There is a catch when the agent is a machine. The intentional stance works on people because human irrationality runs in familiar grooves: predictably impatient, predictably vain, predictably bad at probability. A language model is irrational in shapes with no human precedent — a flawless sonnet, and then a failure at spatial reasoning a child would pass, strong where you expect weakness and weak where you expect strength. Ethan Mollick calls this the jagged frontier. Treating such a thing as a roughly rational agent predicts it about as well as folk psychology predicts the weather. The stance does not so much fail as snap, because the mind it evolved to read is human-shaped and this one is not.

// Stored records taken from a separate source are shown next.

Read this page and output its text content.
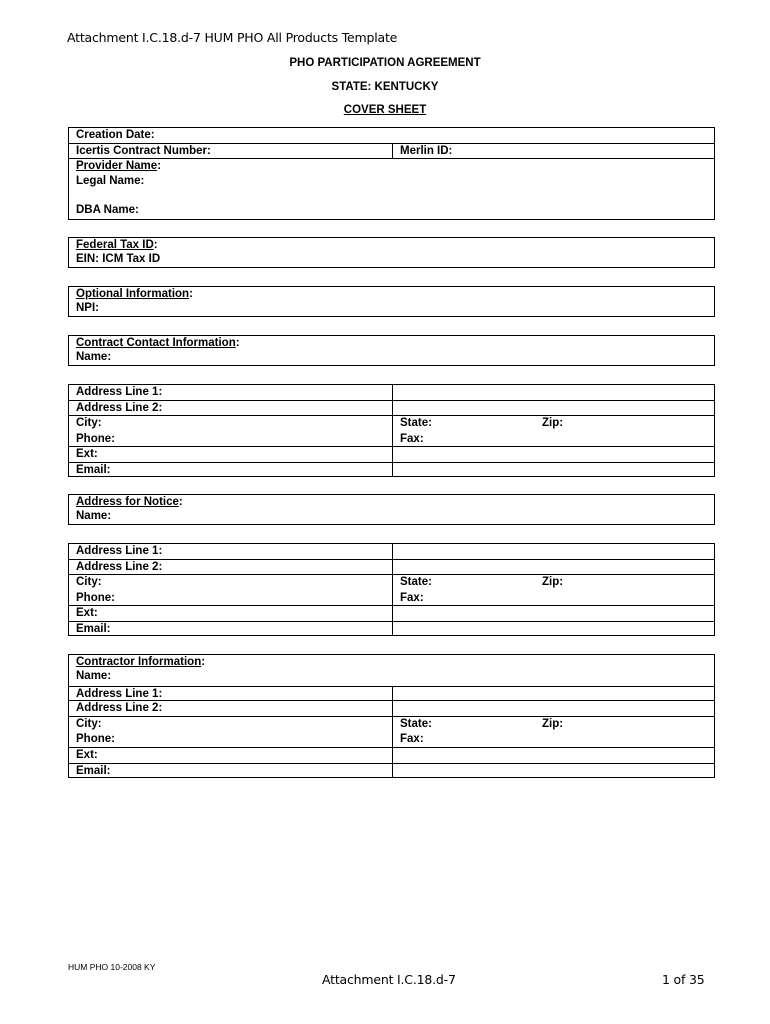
Attachment I.C.18.d-7 HUM PHO All Products Template
PHO PARTICIPATION AGREEMENT
STATE: KENTUCKY
COVER SHEET
Creation Date:
Icertis Contract Number:	Merlin ID:
Provider Name:
Legal Name:
DBA Name:
Federal Tax ID:
EIN: ICM Tax ID
Optional Information:
NPI:
Contract Contact Information:
Name:
Address Line 1:
Address Line 2:
City:	State:	Zip:
Phone:	Fax:
Ext:
Email:
Address for Notice:
Name:
Address Line 1:
Address Line 2:
City:	State:	Zip:
Phone:	Fax:
Ext:
Email:
Contractor Information:
Name:
Address Line 1:
Address Line 2:
City:	State:	Zip:
Phone:	Fax:
Ext:
Email:
HUM PHO 10-2008 KY
Attachment I.C.18.d-7	1 of 35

The part where it stops being a parlour game§
None of this would matter much if the boxes only recommended films. They do not. Frank Pasquale makes the point that with the consequential systems — credit, hiring, policing, what you are shown and what you are charged — the opacity is not an interesting puzzle but a relation of power. The system knows a great deal about you; you know nothing about it; it is a one-way mirror, and you are on the wrong side. Pasquale's worry is not can the box be understood. It is who is permitted to.
Which is why the dry-sounding legal machinery — Wachter, Mittelstadt and Russell's counterfactual explanations — matters more than it looks. If the box cannot, or will not, be opened, the least it can do is owe the person on the wrong side of the mirror an answer they can act on.
A few frequently anticipated questions§
Is the AI black box the same as the human black box? No, and the difference is mechanical. A brain is opaque for lack of a blueprint; a network is opaque for having one too large to read. And the confabulation runs on different machinery — evolution shaped the human kind for social life, while the machine kind is next-token prediction tuned by RLHF to sound sure of itself. Same surface — a confident story standing in for the real cause — different engines underneath.
If neither can explain itself, why pick on the machine? Partly fair, partly not. The machine is deployed at scale, by interested parties, on people who did not consent and cannot appeal — the asymmetry Pasquale is pointing at. "Humans are opaque too" is true, and it is also, now and then, a convenient way to get a model off the hook. Both at once.
So is interpretability hopeless? No. Olah's circuits and the monosemanticity work are real progress, prying open things that looked sealed, and the microprocessor result may not touch them, since dictionary-learning is built for distributed networks rather than logic gates. The trap is mistaking a good story about the box for a look inside it — and Jonas and Kording are the standing reminder that, from where you sit, the two can feel identical.
What is the actual takeaway? That "explain yourself" was always a stranger request than it sounds. Unexplainable agents — each other — have been a basic condition of life for as long as there have been people, and the machines are mostly making us notice. The interesting question was never only "can the box be opened." It is "what would count as understanding one, and why did anyone assume we already had that for ourselves?"